Thomas J. Koske | 2/2/2006 3:34:40 AM
Louisiana gardeners are getting "itchy green thumbs" about now, according to LSU AgCenter horticulturist Dr. Tom Koske. They want to jump-start their spring gardens.
South Louisiana begins to plant spring gardens in late February and March. Central Louisiana begins one to two weeks later. The northern part of the state begins planting in early April, as the season permits. You may find nice transplants while the selection is good and hold them in full sunlight until you feel it’s safe to transplant into the garden.

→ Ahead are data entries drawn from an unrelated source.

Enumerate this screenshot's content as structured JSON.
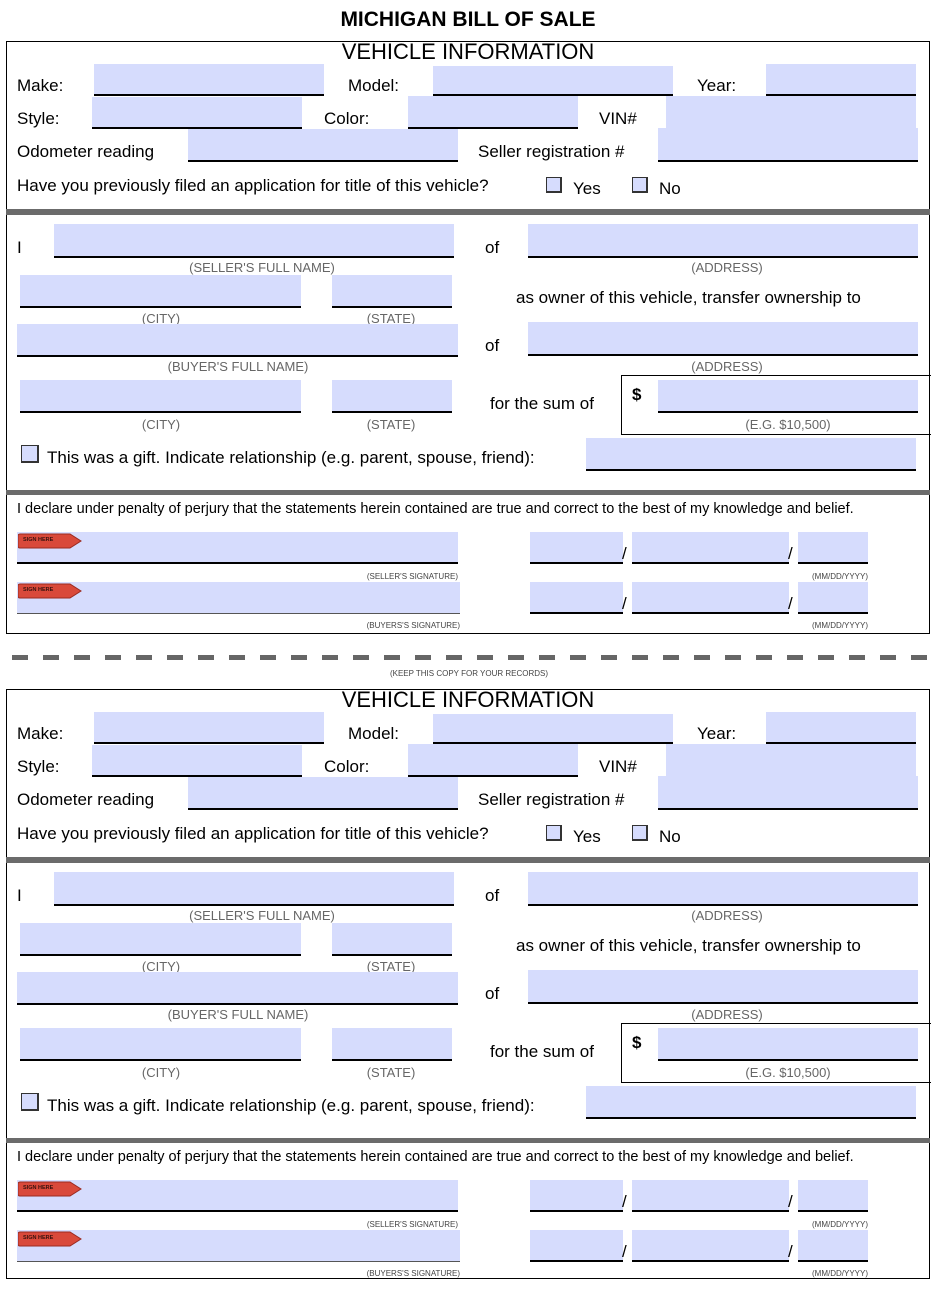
{
  "title": "MICHIGAN BILL OF SALE",
  "keep_copy_note": "(KEEP THIS COPY FOR YOUR RECORDS)",
  "sign_here_tag": "SIGN HERE",
  "colors": {
    "field_fill": "#d6dcfd",
    "divider": "#6b6b6b",
    "sign_tag": "#d9493a"
  },
  "copies": [
    {
      "section_title": "VEHICLE INFORMATION",
      "make": "Make:",
      "model": "Model:",
      "year": "Year:",
      "style": "Style:",
      "color": "Color:",
      "vin": "VIN#",
      "odometer": "Odometer reading",
      "seller_reg": "Seller registration #",
      "question": "Have you previously filed an application for title of this vehicle?",
      "yes": "Yes",
      "no": "No",
      "yes_checked": false,
      "no_checked": false,
      "i": "I",
      "of": "of",
      "seller_name_hint": "(SELLER'S FULL NAME)",
      "address_hint": "(ADDRESS)",
      "city_hint": "(CITY)",
      "state_hint": "(STATE)",
      "transfer_text": "as owner of this vehicle, transfer ownership to",
      "buyer_name_hint": "(BUYER'S FULL NAME)",
      "sum_text": "for the sum of",
      "dollar": "$",
      "sum_hint": "(E.G. $10,500)",
      "gift_text": "This was a gift. Indicate relationship (e.g. parent, spouse, friend):",
      "gift_checked": false,
      "declaration": "I declare under penalty of perjury that the statements herein contained are true and correct to the best of my knowledge and belief.",
      "seller_sig_hint": "(SELLER'S SIGNATURE)",
      "buyer_sig_hint": "(BUYERS'S SIGNATURE)",
      "date_hint": "(MM/DD/YYYY)",
      "slash": "/"
    },
    {
      "section_title": "VEHICLE INFORMATION",
      "make": "Make:",
      "model": "Model:",
      "year": "Year:",
      "style": "Style:",
      "color": "Color:",
      "vin": "VIN#",
      "odometer": "Odometer reading",
      "seller_reg": "Seller registration #",
      "question": "Have you previously filed an application for title of this vehicle?",
      "yes": "Yes",
      "no": "No",
      "yes_checked": false,
      "no_checked": false,
      "i": "I",
      "of": "of",
      "seller_name_hint": "(SELLER'S FULL NAME)",
      "address_hint": "(ADDRESS)",
      "city_hint": "(CITY)",
      "state_hint": "(STATE)",
      "transfer_text": "as owner of this vehicle, transfer ownership to",
      "buyer_name_hint": "(BUYER'S FULL NAME)",
      "sum_text": "for the sum of",
      "dollar": "$",
      "sum_hint": "(E.G. $10,500)",
      "gift_text": "This was a gift. Indicate relationship (e.g. parent, spouse, friend):",
      "gift_checked": false,
      "declaration": "I declare under penalty of perjury that the statements herein contained are true and correct to the best of my knowledge and belief.",
      "seller_sig_hint": "(SELLER'S SIGNATURE)",
      "buyer_sig_hint": "(BUYERS'S SIGNATURE)",
      "date_hint": "(MM/DD/YYYY)",
      "slash": "/"
    }
  ]
}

Koske says this is also the "hot caps" season. Hot caps protect young seedlings from frost. They are intended to be placed over tender annuals quickly when there’s a frost warning. Unless they have ventilation holes, they must be removed in the morning before sunlight raises the temperature to dangerous levels. Also, they protect only against frost, not extended periods of freezing temperatures.
If your garden has acid soil and liming is required to get it to a pH of 6 to 6.6, apply lime as soon as possible and work it in several inches deep. Lime takes several months to react, so working it into the soil is important for those last-minute gardeners. It takes about 46 pounds of lime per 1,000 square feet to equal the liming of 1 ton of lime per acre, but the AgCenter’s soil analysis is more useful to figure out what your soil actually requires.
Vegetables that may be planted south Louisiana during March include snap beans, Swiss chard, collards, mustards, turnips, cabbage, broccoli and sweet corn. Transplant tomatoes, peppers and eggplants. Plant cantaloupes, squash, cucumbers and watermelons well after danger of frost is over. Black plastic mulch will help early growth.
Vegetables that may be planted in north Louisiana during March include snap beans, butter beans, collards, cucumbers, eggplants, cantaloupes, okra, Southern peas (field peas), peanuts, pumpkins, winter squash, summer squash, sweet corn, sweet potatoes (late April), tomatoes (transplants), peppers (transplants) and watermelons.